Il ne pouvait imaginer que Aïcha la fille pleine de gaieté,
qui aimait la vie avec espoir, intelligence et finesse,
serait le jeu des orages de la vie et s’en irait aussi
rapidement et avec cette violence destructrice.
Il posa sa main droite à la place du cœur pour atténuer ses
coups rapides. Pourtant, il ressentit des piqûres comme
celles des aiguilles qui lui frappaient le cœur. Il pressa
l’endroit de la douleur avec sa main et la fit taire en
disant :
Il aurait mieux valu que les larmes se répandent, faisant
éclater toute la douleur pour la faire disparaître.

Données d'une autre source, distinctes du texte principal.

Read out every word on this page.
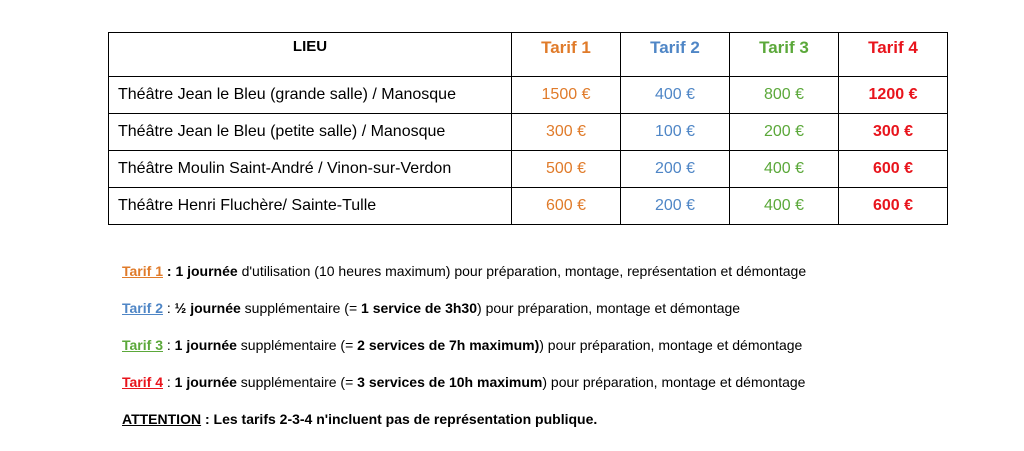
LIEU	Tarif 1	Tarif 2	Tarif 3	Tarif 4
Théâtre Jean le Bleu (grande salle) / Manosque	1500 €	400 €	800 €	1200 €
Théâtre Jean le Bleu (petite salle) / Manosque	300 €	100 €	200 €	300 €
Théâtre Moulin Saint-André / Vinon-sur-Verdon	500 €	200 €	400 €	600 €
Théâtre Henri Fluchère/ Sainte-Tulle	600 €	200 €	400 €	600 €
Tarif 1 : 1 journée d'utilisation (10 heures maximum) pour préparation, montage, représentation et démontage
Tarif 2 : ½ journée supplémentaire (= 1 service de 3h30) pour préparation, montage et démontage
Tarif 3 : 1 journée supplémentaire (= 2 services de 7h maximum)) pour préparation, montage et démontage
Tarif 4 : 1 journée supplémentaire (= 3 services de 10h maximum) pour préparation, montage et démontage
ATTENTION : Les tarifs 2-3-4 n'incluent pas de représentation publique.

Mais la douleur lorsqu’elle se terre dans le cœur de cette
manière est semblable à un défunt qu’on pose dans un tombeau
pour qu’il soit la proie des vers qui font disparaître tous
les détails de l’être pour en faire partie du néant. La
douleur qui habite le vivant est semblable au vers qui ronge
le mort. Tous deux ne causent que des dégâts à leurs
propriétaires. Qui parmi les vivants n’est pas à la merci du
sentiment de douleur qui en devient maître, ébranlant son
être ? De la même manière qu’agit le plaisir qui est
l’antidote de la douleur.
Il avait compris que le plaisir et la douleur avaient pris
en otage tous ceux qu’il avait connus alors qu’il était
enfant ou adolescent. Il avait rarement trouvé de place
importante pour la raison. Combien souvent les vents de la
douleur ou du plaisir soufflèrent sur le bateau de la vie
pour les faire basculer sur les feux des sentiments. Il ne
trouva aucune voile capable de maîtriser et de faire face à
ses caprices en s’aidant de la raison et de ses lois.

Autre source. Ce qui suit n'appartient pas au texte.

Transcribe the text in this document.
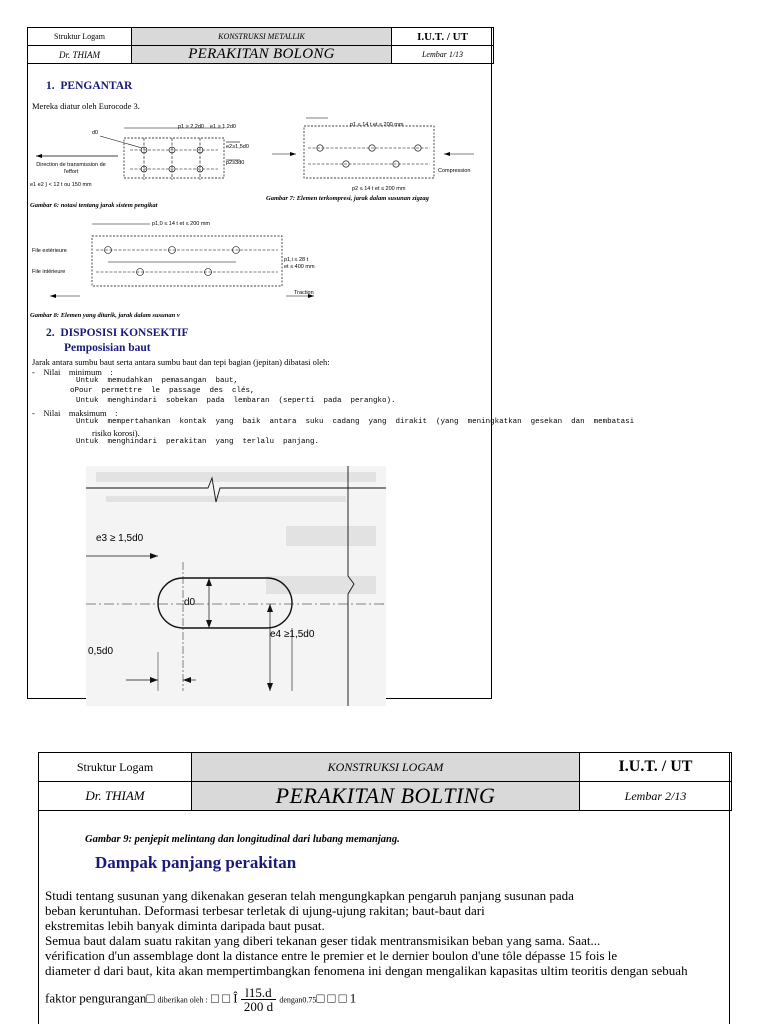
Struktur Logam	KONSTRUKSI METALLIK	I.U.T. / UT
Dr. THIAM	PERAKITAN BOLONG	Lembar 1/13
1. PENGANTAR
Mereka diatur oleh Eurocode 3.
d0
p1 ≥ 2,2d0 e1 ≥ 1,2d0
e2≥1,5d0
p2≥3d0
Direction de transmission de l'effort
e1 e2 } < 12 t ou 150 mm
Gambar 6: notasi tentang jarak sistem pengikat
p1 ≤ 14 t et ≤ 200 mm
p2 ≤ 14 t et ≤ 200 mm
Compression
Gambar 7: Elemen terkompresi, jarak dalam susunan zigzag
p1,0 ≤ 14 t et ≤ 200 mm
File extérieure
File intérieure
p1,i ≤ 28 t
et ≤ 400 mm
Traction
Gambar 8: Elemen yang ditarik, jarak dalam susunan v
2. DISPOSISI KONSEKTIF
Pemposisian baut
Jarak antara sumbu baut serta antara sumbu baut dan tepi bagian (jepitan) dibatasi oleh:
-    Nilai    minimum    :
Untuk  memudahkan  pemasangan  baut,
oPour  permettre  le  passage  des  clés,
Untuk  menghindari  sobekan  pada  lembaran  (seperti  pada  perangko).
-    Nilai    maksimum    :
Untuk  mempertahankan  kontak  yang  baik  antara  suku  cadang  yang  dirakit  (yang  meningkatkan  gesekan  dan  membatasi
risiko korosi).
Untuk  menghindari  perakitan  yang  terlalu  panjang.
e3 ≥ 1,5d0
d0
e4 ≥1,5d0
0,5d0
Struktur Logam	KONSTRUKSI LOGAM	I.U.T. / UT
Dr. THIAM	PERAKITAN BOLTING	Lembar 2/13
Gambar 9: penjepit melintang dan longitudinal dari lubang memanjang.
Dampak panjang perakitan
Studi tentang susunan yang dikenakan geseran telah mengungkapkan pengaruh panjang susunan pada
beban keruntuhan. Deformasi terbesar terletak di ujung-ujung rakitan; baut-baut dari
ekstremitas lebih banyak diminta daripada baut pusat.
Semua baut dalam suatu rakitan yang diberi tekanan geser tidak mentransmisikan beban yang sama. Saat...
vérification d'un assemblage dont la distance entre le premier et le dernier boulon d'une tôle dépasse 15 fois le
diameter d dari baut, kita akan mempertimbangkan fenomena ini dengan mengalikan kapasitas ultim teoritis dengan sebuah
faktor pengurangan□ diberikan oleh : □ □ Î $\frac{l15.d}{200 d}$ dengan0.75□ □ □ 1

Il se dirigea tout de suite vers l’endroit des condoléances
à côté de sa maison et il y trouva la famille de Aïcha : son
deuxième mari, son père et ses frères. Il présenta à tout ce
monde ses condoléances. Il attendit là-bas la sortie du
cercueil.
La pluie commença à tomber en fines gouttelettes,
dispersées. Un vent froid souffla qui lui frappa la joue et
qui se faufila à sa jambe. Il se réveilla d’un genre de
perte de sens qui l’avait immergé. Il revit alors rapidement
le parcours de la vie de Aïcha et combien nombreux sont ceux
qui installés sur les sièges actuellement l’avaient menée
rapidement à là où elle était arrivée maintenant : son père
Al-Taher, son frère Al-Nasser, son deuxième mari Al-Moukanaz
et son neveu Al-Azhar.
Il revint à son semblant de coma de nouveau. Toutes les
personnes assises en face de lui disparurent comme sous
l’effet de la magie. Et Khaled, le premier mari de Aïcha,
fit son apparition bien droit devant lui. Il était un jeune
officier à l’armée française, grand de taille, vêtu d’un
uniforme militaire élégant. Il avait à la main un genre de
bâton qui lui permettait de battre Salem le rabib de Aïcha
qui portait les vêtements d’un simple soldat. Les coups se
précipitèrent tellement qu’ils trouèrent les oreilles de Ali
et les cris de Salem montèrent. Mais Ali frotta ses yeux et
il découvrit que les cris arrivaient de la maison du défunt.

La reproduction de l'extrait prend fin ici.